Walaupun masih dimengerti di dalam aspek masa mendatang, digambarkan juga
sebagai sudah dekat dan bahkan sudah datang.
Markus pasal 4
secara khusus menunjukkan pengajaran yang bersifat parabolik tentang misteri
Kerajaan Allah kepada para murid-Nya. Mereka dimungkinkan untuk memahami
misteri tersebut dan hal ini tidak akan dialami mereka yang bukan menjadi
murid-Nya (4:11). Kerajaan Allah digambarkan sebagai benih yang ditaburkan dan
bertumbuh secara perlahan (4:26). Di dalam pasal 9:1, Kerajaan Allah
digambarkan bersifat segera akan datang dan akan diwujudkan dalam generasi saat
itu. Pasal 9:47 menerangkan tentang berbagai macam penolakkan, dan kepentingan
memasuki Kerajaan Allah dengan berbagai tuntutannya. Memasuki Kerajaan Allah
disamakan dengan memasuki kehidupan (9:43-44). Pasal 10:14 Yesus mengatakan
bahwa anak-anak kecil adalah yang empunya Kerajaan Allah. Dengan kata lain,
untuk memasuki Kerajaan Allah diperlukan iman seperti anak kecil (10:15). Mengasihi
semua yang dimiliki merupakan hambatan memasuki Kerajaan Allah yang menuntut
adanya pengorbanan segala sesuatu (10:23-25).
Di dalam Perjamuan
terakhir (14:25), konsep tentang Kerajaan Allah bersifat Eskatologis.

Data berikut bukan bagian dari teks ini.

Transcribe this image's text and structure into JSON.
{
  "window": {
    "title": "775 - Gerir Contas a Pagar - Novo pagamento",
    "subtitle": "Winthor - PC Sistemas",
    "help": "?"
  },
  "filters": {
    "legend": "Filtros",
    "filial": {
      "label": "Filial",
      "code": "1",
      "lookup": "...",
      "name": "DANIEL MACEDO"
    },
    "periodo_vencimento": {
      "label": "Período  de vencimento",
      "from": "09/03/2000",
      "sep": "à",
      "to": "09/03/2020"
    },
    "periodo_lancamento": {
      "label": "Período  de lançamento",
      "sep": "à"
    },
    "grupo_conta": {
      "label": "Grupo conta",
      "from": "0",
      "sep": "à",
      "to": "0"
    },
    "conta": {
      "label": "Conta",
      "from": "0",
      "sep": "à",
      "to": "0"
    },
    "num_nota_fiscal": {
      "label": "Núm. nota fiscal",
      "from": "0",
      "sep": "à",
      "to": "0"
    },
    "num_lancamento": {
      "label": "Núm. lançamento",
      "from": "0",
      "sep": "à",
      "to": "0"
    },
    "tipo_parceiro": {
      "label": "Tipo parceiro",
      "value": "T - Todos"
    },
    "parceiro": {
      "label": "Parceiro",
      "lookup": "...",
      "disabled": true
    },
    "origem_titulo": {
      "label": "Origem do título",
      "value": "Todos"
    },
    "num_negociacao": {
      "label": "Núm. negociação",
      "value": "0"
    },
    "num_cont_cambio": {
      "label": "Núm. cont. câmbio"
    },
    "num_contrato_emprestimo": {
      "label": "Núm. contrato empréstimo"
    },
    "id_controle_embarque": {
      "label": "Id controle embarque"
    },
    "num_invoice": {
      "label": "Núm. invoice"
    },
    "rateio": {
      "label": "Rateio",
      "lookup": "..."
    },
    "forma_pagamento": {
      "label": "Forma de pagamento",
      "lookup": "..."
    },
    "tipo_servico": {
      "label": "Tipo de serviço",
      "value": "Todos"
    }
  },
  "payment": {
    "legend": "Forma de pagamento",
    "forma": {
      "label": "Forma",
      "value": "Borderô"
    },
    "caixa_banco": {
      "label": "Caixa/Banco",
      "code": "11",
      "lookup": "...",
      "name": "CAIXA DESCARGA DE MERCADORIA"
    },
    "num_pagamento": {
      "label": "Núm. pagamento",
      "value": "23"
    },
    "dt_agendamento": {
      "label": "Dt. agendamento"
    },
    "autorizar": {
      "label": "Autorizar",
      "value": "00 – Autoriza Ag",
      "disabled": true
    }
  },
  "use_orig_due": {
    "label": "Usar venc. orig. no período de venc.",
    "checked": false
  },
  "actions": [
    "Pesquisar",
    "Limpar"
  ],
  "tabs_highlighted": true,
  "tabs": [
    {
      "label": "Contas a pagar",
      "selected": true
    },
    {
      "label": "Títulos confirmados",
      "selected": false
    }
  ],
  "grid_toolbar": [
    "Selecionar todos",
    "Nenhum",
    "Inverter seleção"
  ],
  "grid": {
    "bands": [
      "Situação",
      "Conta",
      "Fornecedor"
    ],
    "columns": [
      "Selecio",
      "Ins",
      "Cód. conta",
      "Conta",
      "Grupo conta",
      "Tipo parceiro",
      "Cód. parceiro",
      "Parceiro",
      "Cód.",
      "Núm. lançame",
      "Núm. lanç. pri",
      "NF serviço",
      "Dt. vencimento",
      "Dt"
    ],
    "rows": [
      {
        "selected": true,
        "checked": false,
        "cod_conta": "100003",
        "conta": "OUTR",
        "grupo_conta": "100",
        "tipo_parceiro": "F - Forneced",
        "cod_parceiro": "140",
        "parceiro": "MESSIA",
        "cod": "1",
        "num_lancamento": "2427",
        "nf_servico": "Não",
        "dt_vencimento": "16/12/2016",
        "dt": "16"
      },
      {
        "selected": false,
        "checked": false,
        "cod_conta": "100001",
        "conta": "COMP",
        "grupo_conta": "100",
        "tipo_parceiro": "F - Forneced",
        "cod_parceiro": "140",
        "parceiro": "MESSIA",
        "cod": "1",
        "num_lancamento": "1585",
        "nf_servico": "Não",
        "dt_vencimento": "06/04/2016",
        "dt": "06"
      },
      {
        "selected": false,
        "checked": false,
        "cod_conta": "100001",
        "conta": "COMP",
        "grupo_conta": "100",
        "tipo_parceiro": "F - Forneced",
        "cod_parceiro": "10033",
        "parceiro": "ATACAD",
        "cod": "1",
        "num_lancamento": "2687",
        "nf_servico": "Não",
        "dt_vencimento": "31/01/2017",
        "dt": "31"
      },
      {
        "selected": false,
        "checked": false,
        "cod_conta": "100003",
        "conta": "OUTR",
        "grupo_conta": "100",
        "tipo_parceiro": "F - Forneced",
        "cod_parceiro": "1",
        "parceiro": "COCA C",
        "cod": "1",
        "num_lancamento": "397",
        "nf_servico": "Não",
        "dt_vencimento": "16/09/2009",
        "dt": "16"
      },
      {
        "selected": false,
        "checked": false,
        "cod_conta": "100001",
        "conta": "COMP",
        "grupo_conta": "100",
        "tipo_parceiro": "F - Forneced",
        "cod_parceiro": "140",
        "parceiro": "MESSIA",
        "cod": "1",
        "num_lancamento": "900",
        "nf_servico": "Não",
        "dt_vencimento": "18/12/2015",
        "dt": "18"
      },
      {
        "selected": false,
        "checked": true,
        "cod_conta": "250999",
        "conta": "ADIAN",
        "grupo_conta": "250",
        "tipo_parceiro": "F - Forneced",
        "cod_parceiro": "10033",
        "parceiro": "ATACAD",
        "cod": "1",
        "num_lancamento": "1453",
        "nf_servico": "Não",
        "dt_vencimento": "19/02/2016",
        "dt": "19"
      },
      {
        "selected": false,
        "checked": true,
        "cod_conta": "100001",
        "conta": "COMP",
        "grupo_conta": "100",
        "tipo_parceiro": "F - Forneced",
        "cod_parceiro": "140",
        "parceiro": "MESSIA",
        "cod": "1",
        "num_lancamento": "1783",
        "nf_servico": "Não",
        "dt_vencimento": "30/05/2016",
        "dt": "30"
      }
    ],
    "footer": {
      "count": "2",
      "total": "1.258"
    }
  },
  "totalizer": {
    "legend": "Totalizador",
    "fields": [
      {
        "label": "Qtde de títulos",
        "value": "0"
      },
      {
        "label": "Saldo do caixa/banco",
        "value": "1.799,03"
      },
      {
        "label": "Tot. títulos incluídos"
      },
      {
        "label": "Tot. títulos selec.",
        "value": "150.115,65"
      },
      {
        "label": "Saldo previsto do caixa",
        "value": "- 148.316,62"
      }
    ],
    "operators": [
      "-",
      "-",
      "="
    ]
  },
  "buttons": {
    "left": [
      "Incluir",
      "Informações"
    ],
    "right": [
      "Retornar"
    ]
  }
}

Caragounis mengatakan bahwa di dalam pengertian orang Yahudi, gambaran tentang
Yesus, bahwa Ia akan menderita bagi milik kepunyaan-Nya. Di dalam bagian
terakhir Injil ini dikisahkan tentang Yusuf dari Arimathea yang menanti
kedatangan Kerajaan Allah di dalam pengertian penantian pengharapan Israel akan
kedatangan Mesias yang akan memerintah di dalamnya.
3. Injil Lukas
Berita tentang
Kerajaan Allah pertama kali muncul di dalam pasal 1:33, yaitu pada saat berita
yang disampaikan malaikat kepada Maria bahwa Anak yang sedang dikandungnya pada
saatnya akan menduduki takhta Daud dan Ia akan memerintah untuk selamanya
sebagai Mesias. Selanjutnya konsep tentang Kerajaan ini dihubungkan dengan
pelayanan Tuhan Yesus (4:43), yaitu pada saat Ia menyatakan bahwa Ia harus
memberitakan Injil Kerajaan Allah sebab untuk itulah Ia diutus. Hal yang sama
juga dicatat oleh Lukas di dalam pasal 8:1.
Catatan tentang
Khotbah di Bukit tentang Kerajaan Allah yang disampaikan oleh Tuhan Yesus juga
tidak luput dari perhatian Lukas (6:20). Tuhan Yesus juga berbicara tentang
siapakah yang besar di dalam Kerajaan Allah ketika berbicara tentang Yohanes
Pembaptis (7:28). Demikian juga tentang misteri Kerajaan Allah yang hanya
diberikan kepada para murid dan kepada yang lainnya diberitakan di dalam
perumpamaan (8:10).
Hal yang perlu
mendapatkan perhatian juga di sini adalah Lukas menghubungkan kematian Anak
Manusia dengan kedatangan Kerajaan Allah dan bahkan ada di antara mereka yang
ada pada saat itu tidak akan mati sebelum mereka melihat Kerajaan itu (9:27).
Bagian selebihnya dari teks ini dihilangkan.